Taglöhner als Mordopfer. Bei den Mordopfern handelte es sich um die Taglöhner Johann Hlowetzky und den 38-jährigen Florian Konecny. Die kroatischstämmigen Männer arbeiteten seit einigen Tagen bei einer Firma, die im Auftrag der Stadt Wien in Sievering Grabungen für einen Wasseranschluss an die zweite Hochquellenleitung vornahm. Die Männer hatten keine Unterkunft, sondern schliefen in einem Heuschober oder in einem Verschlag in der Nähe des Sieveringer Steinbruchs. Sie wurden am 12. November 1911, einem Sonntag, zuletzt gesehen. Da sie als mittellos galten, schlossen die Ermittler einen Raubmord zunächst aus und vermuteten eher einen Racheakt, da Hlowetzky und Konecny am Sonntagvormittag in einer Branntweinausschank in der Sieveringer Straße mit anderen Arbeitern einen heftigen Streit hatten, der mit einer Prügelei im Freien endete. Die Kriminalisten nahmen als Tatverdächtigen bzw. möglichen Mitwisser des Doppelmordes zwei Arbeiter fest, die bei der Rauferei am Vortag beteiligt gewesen waren. Auch ein dritter Arbeiter geriet ins Visier der Ermittler, war aber nicht greifbar. Die beiden Festgenommenen wurden bald entlassen, da sie ihre Unschuld durch ein einwandfreies Alibi nachweisen konnten.

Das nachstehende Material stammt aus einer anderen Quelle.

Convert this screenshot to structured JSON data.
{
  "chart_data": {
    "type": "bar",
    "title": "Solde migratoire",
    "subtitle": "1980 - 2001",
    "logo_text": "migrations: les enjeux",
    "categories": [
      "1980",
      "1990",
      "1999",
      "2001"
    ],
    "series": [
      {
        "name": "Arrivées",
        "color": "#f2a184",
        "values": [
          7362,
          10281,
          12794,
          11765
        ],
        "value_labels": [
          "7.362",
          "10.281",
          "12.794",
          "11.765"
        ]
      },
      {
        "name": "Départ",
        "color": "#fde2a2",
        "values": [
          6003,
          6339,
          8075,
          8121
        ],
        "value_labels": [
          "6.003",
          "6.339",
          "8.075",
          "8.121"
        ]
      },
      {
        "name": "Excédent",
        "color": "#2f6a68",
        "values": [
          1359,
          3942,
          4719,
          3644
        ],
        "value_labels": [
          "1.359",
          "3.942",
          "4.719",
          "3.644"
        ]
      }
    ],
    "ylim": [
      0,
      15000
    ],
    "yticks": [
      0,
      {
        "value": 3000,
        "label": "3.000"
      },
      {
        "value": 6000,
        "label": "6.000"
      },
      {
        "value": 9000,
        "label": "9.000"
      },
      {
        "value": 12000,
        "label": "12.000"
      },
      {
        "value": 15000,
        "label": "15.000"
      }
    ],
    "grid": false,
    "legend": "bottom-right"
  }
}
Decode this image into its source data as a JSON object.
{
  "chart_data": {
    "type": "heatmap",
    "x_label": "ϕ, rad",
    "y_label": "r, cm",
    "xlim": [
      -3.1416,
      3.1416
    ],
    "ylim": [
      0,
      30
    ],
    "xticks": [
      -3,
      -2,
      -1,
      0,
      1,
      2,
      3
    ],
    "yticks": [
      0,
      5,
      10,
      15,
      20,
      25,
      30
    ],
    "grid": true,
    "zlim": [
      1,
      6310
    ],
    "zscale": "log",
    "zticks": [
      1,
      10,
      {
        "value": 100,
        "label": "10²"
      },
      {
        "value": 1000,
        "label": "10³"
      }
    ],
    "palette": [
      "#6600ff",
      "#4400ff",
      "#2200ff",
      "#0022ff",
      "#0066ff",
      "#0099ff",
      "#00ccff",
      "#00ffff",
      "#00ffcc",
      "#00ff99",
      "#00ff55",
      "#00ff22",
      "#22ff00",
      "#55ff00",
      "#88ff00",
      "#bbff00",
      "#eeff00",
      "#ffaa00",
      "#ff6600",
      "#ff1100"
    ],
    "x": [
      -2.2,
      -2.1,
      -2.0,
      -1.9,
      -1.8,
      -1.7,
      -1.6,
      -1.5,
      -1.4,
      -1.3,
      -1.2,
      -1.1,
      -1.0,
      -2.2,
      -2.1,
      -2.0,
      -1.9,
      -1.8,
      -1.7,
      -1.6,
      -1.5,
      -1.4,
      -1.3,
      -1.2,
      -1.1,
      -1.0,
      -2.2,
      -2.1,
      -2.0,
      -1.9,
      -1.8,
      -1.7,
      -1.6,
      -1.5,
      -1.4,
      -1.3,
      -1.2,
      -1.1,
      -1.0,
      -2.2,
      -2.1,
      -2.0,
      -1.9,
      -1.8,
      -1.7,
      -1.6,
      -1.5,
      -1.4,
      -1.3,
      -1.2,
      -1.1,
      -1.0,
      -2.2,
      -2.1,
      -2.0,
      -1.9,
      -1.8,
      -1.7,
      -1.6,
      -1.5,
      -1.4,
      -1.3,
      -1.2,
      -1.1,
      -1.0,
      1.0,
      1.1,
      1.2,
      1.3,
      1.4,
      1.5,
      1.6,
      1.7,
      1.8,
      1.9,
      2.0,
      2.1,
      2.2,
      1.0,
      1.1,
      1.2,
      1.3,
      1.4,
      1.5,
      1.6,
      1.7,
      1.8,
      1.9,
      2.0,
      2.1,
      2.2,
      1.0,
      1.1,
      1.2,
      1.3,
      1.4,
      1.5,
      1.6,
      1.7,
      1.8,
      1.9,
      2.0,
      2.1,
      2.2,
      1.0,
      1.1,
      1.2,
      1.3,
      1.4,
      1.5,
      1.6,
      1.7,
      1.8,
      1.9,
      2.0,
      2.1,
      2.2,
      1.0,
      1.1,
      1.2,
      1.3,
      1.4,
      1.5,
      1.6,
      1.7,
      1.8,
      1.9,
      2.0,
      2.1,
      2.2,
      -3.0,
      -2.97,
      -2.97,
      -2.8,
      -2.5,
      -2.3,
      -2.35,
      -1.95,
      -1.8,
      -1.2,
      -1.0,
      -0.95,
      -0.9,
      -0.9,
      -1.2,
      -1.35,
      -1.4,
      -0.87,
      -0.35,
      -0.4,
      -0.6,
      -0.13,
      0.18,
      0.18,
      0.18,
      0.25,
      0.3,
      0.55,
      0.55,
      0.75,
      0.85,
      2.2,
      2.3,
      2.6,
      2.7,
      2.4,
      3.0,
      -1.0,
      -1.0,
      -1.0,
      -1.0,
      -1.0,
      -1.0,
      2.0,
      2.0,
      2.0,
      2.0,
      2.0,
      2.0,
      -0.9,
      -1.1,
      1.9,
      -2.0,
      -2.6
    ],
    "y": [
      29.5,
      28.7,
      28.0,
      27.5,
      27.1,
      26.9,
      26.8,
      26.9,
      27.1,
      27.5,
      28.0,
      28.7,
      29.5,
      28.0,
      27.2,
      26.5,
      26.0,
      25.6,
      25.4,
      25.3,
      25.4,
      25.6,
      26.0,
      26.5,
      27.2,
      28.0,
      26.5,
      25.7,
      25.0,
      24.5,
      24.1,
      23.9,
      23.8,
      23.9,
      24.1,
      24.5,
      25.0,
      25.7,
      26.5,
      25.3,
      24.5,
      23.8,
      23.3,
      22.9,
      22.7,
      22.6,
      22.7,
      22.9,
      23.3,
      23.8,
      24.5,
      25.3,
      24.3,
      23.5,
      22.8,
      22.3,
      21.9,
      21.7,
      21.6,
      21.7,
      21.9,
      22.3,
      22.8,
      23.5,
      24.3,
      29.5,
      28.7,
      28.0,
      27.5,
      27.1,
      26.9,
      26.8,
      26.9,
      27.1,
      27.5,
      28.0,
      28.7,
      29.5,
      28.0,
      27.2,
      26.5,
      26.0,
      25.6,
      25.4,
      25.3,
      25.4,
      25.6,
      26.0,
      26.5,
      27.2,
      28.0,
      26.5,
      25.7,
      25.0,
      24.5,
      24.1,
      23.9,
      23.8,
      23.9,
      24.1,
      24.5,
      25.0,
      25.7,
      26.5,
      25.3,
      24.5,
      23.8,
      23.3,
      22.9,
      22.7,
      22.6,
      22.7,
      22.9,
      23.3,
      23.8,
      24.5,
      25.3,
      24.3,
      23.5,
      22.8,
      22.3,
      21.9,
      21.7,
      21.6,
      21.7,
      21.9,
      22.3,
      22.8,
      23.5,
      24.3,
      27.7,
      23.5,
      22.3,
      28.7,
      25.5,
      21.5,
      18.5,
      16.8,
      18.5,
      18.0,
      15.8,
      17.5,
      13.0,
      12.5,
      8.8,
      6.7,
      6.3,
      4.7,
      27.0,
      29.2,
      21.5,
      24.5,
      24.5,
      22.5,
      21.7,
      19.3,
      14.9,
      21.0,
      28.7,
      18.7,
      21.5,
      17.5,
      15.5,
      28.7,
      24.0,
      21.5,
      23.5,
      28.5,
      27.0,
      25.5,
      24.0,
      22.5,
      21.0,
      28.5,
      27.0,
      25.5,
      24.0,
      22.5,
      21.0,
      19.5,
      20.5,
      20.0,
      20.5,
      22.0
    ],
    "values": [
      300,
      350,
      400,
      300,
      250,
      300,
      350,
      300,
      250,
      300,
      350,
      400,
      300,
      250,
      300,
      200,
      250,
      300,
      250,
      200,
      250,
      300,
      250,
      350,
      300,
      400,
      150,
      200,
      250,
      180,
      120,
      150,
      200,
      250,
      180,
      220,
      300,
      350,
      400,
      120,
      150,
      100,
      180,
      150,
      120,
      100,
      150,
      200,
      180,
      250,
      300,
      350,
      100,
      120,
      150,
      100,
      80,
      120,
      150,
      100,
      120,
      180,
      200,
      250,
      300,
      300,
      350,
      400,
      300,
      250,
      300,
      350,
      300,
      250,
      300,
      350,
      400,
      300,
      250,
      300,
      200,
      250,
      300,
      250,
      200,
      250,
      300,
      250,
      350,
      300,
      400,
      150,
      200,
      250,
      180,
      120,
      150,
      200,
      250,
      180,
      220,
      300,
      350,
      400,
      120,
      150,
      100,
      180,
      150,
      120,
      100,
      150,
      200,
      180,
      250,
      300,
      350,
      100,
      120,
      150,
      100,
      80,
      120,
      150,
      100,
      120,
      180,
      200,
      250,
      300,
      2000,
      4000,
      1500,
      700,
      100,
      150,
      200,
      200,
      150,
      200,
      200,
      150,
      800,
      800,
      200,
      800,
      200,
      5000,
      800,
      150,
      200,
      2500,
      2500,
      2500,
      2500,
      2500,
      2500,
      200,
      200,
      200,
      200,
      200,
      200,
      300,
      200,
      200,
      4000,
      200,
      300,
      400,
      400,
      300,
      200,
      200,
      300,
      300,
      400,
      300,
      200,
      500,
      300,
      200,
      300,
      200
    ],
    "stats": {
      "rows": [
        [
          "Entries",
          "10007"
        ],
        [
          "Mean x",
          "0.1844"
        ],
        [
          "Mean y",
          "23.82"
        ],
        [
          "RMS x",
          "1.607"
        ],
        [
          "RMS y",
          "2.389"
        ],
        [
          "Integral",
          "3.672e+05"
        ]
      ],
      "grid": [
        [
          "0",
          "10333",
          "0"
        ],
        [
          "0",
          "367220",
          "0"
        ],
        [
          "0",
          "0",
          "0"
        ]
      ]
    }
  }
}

Verräterische Tätowierungen. Am Montagmorgen des 13. Novembers erschien beim Schichtenkontrollor des Steinbruchs ein Mann, der sich als „Franz Huber“ ausgab und Florian Konecny als krank meldete. Der Schichtenkontrollor stellte auf Ersuchen des Mannes einen Krankenzettel für Konecny aus. Dem Steinbrucharbeiter kam dieses Verhalten seltsam vor und er verständigte die Polizei. Als besonderes Merkmal nannte er, dass „Franz Huber“ einen „slowakischen Spitzhut“ getragen hätte.
Bei der Fahndung nach dem Beschriebenen trafen Polizisten in einem Gartensalettl in der Salmannsdorfer Straße einen Mann an, der sich als der in Wien geborene, 35 Jahre alte „Zimmermann Franz Huber“ ausgab und im Salettl genächtigt hatte. Die Tätowierungen an seinen Armen wiesen aber eher auf einen Fleischhauer als auf einen Zimmermann hin. So zeigte eine Tätowierung einen Ochsen mit einem Beil im Mund. Deshalb wurde der Mann festgenommen und eingehender verhört. Bei der Befragung war ein Polizist aus Pressburg (Bratislava) anwesend, der vermutete, dass es sich beim Festgenommenen um den geflüchteten, in Budapest verurteilten Raubmörder Emanuel Czibula handeln könnte.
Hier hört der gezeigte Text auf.